Nelson has asked Helford for a plan to provide upscale service in an Office Depot superstore setting, where, as Helford acknowledges, "service ain't so good."

It won't be easy. And Staples and others -- from Best Buy in computers to Costco and Wal-Mart in paper -- will keep the pressure on. Part of Office Depot's poor showing in October came from having to slash prices on ink, toner and paper 6% to 12% to compete with discounters. "I still go to Office Depot occasionally but not like I used to, and that's what worries me," says Jon Goebel, chief investment officer at SouthTrust Bank's trusts and investment unit. A SouthTrust fund sold its significant stake in Office Depot this year for a tax loss.

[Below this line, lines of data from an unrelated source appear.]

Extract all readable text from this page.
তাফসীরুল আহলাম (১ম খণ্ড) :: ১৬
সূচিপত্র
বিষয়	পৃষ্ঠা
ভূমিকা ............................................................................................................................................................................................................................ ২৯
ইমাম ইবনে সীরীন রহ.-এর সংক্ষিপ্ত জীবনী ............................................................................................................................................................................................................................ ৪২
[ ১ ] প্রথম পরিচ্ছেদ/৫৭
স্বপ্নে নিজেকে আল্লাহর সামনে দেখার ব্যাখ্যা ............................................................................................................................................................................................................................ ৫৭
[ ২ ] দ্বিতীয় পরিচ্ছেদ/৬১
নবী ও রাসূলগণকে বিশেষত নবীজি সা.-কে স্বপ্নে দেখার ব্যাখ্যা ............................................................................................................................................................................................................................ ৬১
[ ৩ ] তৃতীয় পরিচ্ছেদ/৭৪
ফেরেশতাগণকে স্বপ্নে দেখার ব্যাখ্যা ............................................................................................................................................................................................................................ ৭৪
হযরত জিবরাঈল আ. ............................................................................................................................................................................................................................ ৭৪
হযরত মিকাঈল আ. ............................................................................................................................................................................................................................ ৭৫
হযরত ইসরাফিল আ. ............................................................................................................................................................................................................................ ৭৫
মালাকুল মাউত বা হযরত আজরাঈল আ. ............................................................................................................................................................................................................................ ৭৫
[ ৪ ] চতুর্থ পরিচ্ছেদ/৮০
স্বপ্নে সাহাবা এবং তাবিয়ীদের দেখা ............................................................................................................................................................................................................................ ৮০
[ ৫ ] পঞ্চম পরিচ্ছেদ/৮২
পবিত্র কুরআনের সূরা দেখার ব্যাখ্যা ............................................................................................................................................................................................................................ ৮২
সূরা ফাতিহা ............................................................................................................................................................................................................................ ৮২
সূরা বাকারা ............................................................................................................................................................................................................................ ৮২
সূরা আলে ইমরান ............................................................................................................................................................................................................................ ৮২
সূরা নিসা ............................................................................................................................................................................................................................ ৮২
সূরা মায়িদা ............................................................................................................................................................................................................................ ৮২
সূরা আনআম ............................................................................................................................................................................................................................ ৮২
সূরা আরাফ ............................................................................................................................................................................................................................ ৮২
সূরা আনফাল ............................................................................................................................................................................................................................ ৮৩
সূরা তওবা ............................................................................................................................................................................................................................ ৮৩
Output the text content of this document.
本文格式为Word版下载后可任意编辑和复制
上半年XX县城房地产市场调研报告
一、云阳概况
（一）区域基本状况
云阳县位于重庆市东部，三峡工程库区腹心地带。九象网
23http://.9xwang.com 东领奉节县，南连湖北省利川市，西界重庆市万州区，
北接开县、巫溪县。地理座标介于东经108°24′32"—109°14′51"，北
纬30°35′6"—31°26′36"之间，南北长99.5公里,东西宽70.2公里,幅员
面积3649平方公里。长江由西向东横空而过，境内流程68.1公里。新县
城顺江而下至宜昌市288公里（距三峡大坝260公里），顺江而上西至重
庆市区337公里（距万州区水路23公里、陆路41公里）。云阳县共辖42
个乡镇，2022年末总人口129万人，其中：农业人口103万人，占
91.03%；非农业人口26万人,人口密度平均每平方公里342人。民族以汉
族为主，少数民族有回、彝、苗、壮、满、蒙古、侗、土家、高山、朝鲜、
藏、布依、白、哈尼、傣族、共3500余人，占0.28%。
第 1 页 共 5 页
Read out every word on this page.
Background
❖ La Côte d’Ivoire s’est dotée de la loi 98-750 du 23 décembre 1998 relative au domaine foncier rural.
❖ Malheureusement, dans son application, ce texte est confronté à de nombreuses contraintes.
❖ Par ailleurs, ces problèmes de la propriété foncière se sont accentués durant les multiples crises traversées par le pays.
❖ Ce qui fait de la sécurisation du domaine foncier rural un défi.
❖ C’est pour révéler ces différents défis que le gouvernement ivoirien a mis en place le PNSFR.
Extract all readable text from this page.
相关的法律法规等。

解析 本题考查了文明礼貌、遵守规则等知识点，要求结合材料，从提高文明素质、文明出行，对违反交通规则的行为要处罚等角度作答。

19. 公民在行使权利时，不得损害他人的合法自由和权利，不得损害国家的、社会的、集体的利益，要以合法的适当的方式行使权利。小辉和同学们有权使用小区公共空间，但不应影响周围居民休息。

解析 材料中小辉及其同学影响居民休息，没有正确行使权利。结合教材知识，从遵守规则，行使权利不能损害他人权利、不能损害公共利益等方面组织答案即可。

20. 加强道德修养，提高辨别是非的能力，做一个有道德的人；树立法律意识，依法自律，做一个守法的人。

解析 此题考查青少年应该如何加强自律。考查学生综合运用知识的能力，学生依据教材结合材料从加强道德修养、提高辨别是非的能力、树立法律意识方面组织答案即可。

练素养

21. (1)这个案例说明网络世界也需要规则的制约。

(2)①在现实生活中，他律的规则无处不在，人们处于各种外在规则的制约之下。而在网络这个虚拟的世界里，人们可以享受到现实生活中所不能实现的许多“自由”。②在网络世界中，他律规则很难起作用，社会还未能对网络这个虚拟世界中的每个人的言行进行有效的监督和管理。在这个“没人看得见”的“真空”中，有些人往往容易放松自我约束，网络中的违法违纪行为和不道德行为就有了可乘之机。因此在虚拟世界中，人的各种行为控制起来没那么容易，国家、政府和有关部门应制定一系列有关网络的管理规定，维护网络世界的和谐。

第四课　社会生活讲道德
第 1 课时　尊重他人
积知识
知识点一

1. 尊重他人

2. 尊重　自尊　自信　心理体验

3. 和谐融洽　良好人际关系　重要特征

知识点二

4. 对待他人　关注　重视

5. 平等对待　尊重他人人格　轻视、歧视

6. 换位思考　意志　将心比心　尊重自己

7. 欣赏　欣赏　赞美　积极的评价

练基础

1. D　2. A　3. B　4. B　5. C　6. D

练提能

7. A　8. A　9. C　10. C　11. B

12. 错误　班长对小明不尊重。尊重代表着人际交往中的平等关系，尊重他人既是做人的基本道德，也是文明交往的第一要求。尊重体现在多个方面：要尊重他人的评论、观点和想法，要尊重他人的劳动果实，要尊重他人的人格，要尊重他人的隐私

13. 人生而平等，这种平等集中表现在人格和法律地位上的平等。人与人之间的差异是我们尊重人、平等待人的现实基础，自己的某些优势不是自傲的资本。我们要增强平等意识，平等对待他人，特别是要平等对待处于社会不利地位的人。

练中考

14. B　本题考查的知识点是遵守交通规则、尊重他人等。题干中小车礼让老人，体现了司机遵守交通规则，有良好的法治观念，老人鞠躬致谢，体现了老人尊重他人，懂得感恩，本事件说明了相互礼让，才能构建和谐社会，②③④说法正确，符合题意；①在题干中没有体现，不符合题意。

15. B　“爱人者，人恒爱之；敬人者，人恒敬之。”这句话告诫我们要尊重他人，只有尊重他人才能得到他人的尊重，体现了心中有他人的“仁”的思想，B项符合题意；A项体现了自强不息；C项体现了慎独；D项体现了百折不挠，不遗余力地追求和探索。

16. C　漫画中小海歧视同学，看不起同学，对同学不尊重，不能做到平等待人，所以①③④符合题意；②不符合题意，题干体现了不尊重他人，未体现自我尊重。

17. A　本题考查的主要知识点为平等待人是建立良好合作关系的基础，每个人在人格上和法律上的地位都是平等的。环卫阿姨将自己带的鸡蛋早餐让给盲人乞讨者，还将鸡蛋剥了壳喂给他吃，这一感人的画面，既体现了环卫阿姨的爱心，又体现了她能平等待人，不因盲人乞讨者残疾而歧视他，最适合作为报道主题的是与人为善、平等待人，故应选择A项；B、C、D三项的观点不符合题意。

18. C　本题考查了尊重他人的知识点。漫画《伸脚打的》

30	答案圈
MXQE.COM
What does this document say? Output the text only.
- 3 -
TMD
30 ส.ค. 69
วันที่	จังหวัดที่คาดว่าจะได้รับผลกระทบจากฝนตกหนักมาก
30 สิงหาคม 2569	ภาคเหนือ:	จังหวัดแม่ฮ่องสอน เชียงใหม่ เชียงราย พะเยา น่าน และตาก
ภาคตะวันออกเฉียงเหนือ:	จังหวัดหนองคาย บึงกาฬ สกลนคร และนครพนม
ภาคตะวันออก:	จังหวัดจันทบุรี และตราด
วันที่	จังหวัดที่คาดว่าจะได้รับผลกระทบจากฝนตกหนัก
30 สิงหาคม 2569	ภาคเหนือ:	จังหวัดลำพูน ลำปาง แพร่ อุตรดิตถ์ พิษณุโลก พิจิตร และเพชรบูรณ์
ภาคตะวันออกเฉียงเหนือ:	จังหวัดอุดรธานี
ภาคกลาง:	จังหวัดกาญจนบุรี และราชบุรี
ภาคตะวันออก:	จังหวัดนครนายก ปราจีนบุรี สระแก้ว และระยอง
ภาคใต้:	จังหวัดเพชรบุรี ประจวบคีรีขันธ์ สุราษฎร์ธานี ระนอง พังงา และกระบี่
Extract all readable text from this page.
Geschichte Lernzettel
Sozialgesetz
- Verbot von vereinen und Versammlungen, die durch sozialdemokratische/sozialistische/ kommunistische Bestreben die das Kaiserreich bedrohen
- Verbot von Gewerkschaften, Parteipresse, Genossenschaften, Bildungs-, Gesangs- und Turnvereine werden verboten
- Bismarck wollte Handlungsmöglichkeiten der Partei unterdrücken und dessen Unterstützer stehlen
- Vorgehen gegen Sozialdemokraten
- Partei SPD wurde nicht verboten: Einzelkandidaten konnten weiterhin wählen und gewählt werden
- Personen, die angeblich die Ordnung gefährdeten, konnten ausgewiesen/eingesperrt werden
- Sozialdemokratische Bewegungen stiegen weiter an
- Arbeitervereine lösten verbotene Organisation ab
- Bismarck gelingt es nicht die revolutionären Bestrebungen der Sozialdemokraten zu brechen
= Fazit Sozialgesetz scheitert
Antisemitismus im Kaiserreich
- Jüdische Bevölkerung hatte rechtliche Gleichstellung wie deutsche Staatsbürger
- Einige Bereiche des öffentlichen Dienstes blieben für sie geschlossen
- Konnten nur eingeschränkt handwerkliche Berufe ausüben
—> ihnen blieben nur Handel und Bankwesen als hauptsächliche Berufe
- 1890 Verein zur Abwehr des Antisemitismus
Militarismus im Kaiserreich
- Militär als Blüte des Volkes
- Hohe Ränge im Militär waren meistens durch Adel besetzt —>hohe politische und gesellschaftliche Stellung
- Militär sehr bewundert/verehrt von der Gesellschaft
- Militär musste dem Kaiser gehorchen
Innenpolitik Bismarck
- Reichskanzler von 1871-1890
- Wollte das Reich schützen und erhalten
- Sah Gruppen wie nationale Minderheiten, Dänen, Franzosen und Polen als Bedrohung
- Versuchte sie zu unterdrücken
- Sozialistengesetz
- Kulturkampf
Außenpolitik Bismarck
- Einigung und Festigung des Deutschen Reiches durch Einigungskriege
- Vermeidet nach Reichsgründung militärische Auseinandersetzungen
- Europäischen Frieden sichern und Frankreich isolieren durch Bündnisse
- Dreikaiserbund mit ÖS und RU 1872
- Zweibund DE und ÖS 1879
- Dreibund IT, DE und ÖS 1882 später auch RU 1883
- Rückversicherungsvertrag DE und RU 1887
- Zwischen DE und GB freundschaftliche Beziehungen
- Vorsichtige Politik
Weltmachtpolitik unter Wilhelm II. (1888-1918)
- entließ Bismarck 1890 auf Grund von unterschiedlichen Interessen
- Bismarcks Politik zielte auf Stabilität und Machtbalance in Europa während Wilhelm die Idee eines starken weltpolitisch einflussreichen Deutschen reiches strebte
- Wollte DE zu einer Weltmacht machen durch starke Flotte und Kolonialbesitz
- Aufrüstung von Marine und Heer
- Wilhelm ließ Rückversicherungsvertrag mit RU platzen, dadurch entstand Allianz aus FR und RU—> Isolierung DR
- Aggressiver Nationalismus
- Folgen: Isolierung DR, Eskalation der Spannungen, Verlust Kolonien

Goebel says as long as there's no fundamental customer shift away from superstores to other outlets -- his chief concern -- Office Depot could become an "exciting" story by capitalizing on the strength of Viking, international and the Internet. The stock trades at nine times earnings compared with historic levels in the 30s. The low multiple suggests that investors have overreacted -- as if an earnings disaster were afoot, says John Thompson, president of a Wisconsin investment advisory firm, Thompson, Plumb & Associates, that has a sizable Office Depot holding. "I don't see how it could get a whole lot worse."